The costs must be balanced against other intangibles, however, such as the benefits of military action on overall U.S. security, some argue. The Defense Department also points out that defense spending as a percentage of the economy has been running about 4%, vs. 9% during the Vietnam War and 11.7% during the Korean conflict.
Deputy Defense Secretary Gordon England told the Veterans of Foreign Wars in early March that the large U.S. economy could support the rising military spending, which he said should be considered a sort of national insurance policy.
England also said Congress should quickly approve additional military spending, thinking "about not just the military side, but the economic benefits that we could also accrue from this."
Behind oil prices
Analysts caution against overstating some of the costs of the conflict. For example, fighting in Iraq — a major oil producer — arguably has contributed to skyrocketing oil prices, but it is far from the sole cause. Crude oil prices were about $25 a barrel five years ago, compared with more than $100 now.

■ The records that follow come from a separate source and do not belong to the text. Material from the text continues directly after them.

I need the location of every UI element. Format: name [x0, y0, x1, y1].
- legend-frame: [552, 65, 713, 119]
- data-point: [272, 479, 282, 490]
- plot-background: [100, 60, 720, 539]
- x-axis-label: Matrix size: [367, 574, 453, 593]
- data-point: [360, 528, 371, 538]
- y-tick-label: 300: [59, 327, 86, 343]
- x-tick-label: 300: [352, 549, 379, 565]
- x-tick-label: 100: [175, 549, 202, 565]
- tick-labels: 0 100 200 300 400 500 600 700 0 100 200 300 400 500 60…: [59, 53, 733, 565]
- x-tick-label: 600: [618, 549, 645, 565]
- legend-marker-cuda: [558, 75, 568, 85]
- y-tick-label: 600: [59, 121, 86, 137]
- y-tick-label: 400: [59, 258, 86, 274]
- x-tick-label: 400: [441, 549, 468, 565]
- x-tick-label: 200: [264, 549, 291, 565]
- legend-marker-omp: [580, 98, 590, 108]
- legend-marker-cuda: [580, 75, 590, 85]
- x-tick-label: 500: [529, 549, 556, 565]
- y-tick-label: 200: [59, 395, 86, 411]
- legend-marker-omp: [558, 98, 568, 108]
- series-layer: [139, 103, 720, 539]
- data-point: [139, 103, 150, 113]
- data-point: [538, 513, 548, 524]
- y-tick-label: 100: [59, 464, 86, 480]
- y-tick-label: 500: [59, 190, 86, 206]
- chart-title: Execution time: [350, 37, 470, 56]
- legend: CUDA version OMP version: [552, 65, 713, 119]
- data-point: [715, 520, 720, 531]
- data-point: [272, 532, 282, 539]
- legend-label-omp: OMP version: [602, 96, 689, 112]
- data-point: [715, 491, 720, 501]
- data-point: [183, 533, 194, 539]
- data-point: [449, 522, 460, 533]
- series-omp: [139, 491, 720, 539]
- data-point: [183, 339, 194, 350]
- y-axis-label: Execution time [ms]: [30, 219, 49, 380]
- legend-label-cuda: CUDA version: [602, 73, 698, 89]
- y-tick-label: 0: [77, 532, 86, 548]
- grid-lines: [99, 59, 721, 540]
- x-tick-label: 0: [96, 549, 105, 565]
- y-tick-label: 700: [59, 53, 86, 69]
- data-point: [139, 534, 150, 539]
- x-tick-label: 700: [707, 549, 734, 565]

James Williams of WTRG Economics notes that the beginning of the Iraq conflict coincided with a deep cut in production in Venezuela, a big oil exporter. Global demand has also surged. After years of disruptions, Iraq on average now is producing about 2.2 million barrels a day, close to its production prior to the conflict. Still, he says, risks remain, with a speculative premium built into the oil market of $20 to $30 a barrel.
"How much of that is Iraq, I don't know," Williams says. "We're just so thin on spare capacity right now that just about anything can move that market."
Stiglitz in his analysis attributes at least $5 to $10 a barrel of higher oil prices to Iraq.
The next major Iraq funding skirmish is likely to come on the floors of the House and Senate. Democratic leaders say they will use the war appropriations bill as a vehicle for plans such as extending unemployment benefits at home.